Un operativo sin precedentes con limitaciones evidentes
Aunque la creación del panel es un paso relevante, no debe confundirse con una reforma profunda. El sistema internacional continúa sin definir con claridad qué objetivos persigue, cómo medirlos y qué costos está dispuesto a asumir. Sin responder estas preguntas, el panel corre el riesgo de generar recomendaciones que administren un fracaso acumulado en lugar de superarlo.
El impacto en la comunidad y la historia de la política internacional antidrogas
Desde la Sesión Especial de la Asamblea General de la ONU en 1998 (UNGASS), la política global ha seguido una lógica repetitiva: establecer metas ambiciosas, no cumplirlas, reafirmar el marco y postergar los plazos. Por ejemplo, la meta de eliminar o reducir considerablemente el cultivo ilícito de coca, cannabis y adormidera para 2008 no se alcanzó. A pesar de ello, la Comisión reafirmó la eficacia del prohibicionismo sin revisar críticamente sus resultados.
- En 2009 se reafirmaron políticas existentes con la esperanza de mejores resultados en 2019 y ahora en 2029.
- Las discusiones siguen centradas en la prohibición, erradicación y control penal, a pesar del reconocimiento creciente del fracaso de la ‘mano dura’.
- No se ha replanteado el problema desde sus fundamentos ni se han jerarquizado objetivos claros.
El régimen internacional no ha definido si su objetivo es reducir la adicción, disminuir la violencia, proteger derechos humanos, garantizar acceso a medicamentos o promover desarrollo alternativo, entre otros fines legítimos pero disímiles. Intentar perseguirlos todos sin jerarquía ni indicadores claros conduce a evaluaciones ambiguas y a la perpetuación del statu quo.
Limitaciones del panel: composición y mandato
El panel, aunque multidisciplinario, presenta un sesgo hacia expertos en salud y fiscalización, con poca representación de especialistas en economía política, mercados ilícitos, desarrollo rural, violencia criminal o historia comparada. Esto restringe la comprensión integral del fenómeno, que incluye incentivos económicos, estructuras ilegales, desigualdad y gobernanza.
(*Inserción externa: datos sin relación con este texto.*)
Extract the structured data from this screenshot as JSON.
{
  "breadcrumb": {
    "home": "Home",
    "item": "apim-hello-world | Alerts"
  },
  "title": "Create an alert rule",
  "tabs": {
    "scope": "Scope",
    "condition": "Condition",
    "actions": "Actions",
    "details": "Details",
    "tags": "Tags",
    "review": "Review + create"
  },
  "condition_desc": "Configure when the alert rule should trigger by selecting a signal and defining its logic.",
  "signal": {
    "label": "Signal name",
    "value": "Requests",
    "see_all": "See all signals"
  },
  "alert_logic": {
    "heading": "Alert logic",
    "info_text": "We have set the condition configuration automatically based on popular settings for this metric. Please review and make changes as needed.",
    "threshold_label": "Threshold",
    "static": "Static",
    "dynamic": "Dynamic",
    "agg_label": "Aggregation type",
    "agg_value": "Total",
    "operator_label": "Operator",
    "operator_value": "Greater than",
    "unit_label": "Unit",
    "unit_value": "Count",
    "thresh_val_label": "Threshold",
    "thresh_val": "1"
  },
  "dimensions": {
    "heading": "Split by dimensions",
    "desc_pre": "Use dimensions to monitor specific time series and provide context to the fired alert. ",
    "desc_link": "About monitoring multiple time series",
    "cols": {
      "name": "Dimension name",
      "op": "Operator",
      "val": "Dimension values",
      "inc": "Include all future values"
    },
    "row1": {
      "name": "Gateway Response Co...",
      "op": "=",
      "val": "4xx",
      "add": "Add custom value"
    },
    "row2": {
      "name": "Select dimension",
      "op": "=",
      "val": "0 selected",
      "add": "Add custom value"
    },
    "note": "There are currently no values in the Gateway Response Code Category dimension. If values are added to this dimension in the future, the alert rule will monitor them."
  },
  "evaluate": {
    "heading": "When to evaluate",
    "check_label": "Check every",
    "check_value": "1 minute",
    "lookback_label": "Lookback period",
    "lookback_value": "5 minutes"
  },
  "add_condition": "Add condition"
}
Además, su mandato es contribuir a las metas de 2029 mediante recomendaciones, pero no revisar críticamente el marco que ha guiado la política internacional durante décadas. Así, su margen para innovar o cuestionar el régimen prohibicionista es limitado.
El desafío central: definir metas claras y medir resultados
No se puede evaluar rigurosamente una política sin definir operacionalmente qué constituye el éxito. El discurso internacional menciona bienestar, salud, seguridad, desarrollo y derechos humanos, pero no especifica qué indicadores son decisivos. Sin ello, no es posible determinar qué instrumentos son adecuados ni qué costos son aceptables.
El panel debe responder preguntas clave: ¿Cuál es la meta primaria para 2029? ¿Cómo medirla con indicadores comparables y auditables? ¿Qué parte del daño global proviene del consumo problemático y qué parte de la ilegalidad generada por la prohibición? ¿Qué combinación de políticas produce mejores resultados?
El problema de las drogas tiene al menos tres dimensiones: producción, mercadeo y uso, cada una con causas y dinámicas propias. Sin una discusión que articule estas dimensiones, el panel podría limitarse a tratar síntomas sin abordar las causas estructurales.
El riesgo de perpetuar un régimen insostenible
Si el panel analiza solo los daños del consumo y no los costos sociales masivos de la prohibición —como violencia, corrupción, encarcelamiento masivo y destrucción institucional—, su diagnóstico será incompleto y sesgado. Esto podría legitimar la continuidad de un régimen que no ha enfrentado sus contradicciones internas.
“El mayor peligro del panel es que, bajo metas nobles y referencias a los Objetivos de Desarrollo Sostenible, termine justificando la continuidad de un régimen que no se ha tomado en serio sus propias contradicciones.”
Para ser útil, el panel debe abandonar el lenguaje diplomático tradicional y abordar con precisión la causalidad compleja y la evaluación integral de costos. Solo así podrá contribuir a una política internacional sobre drogas más efectiva y justa.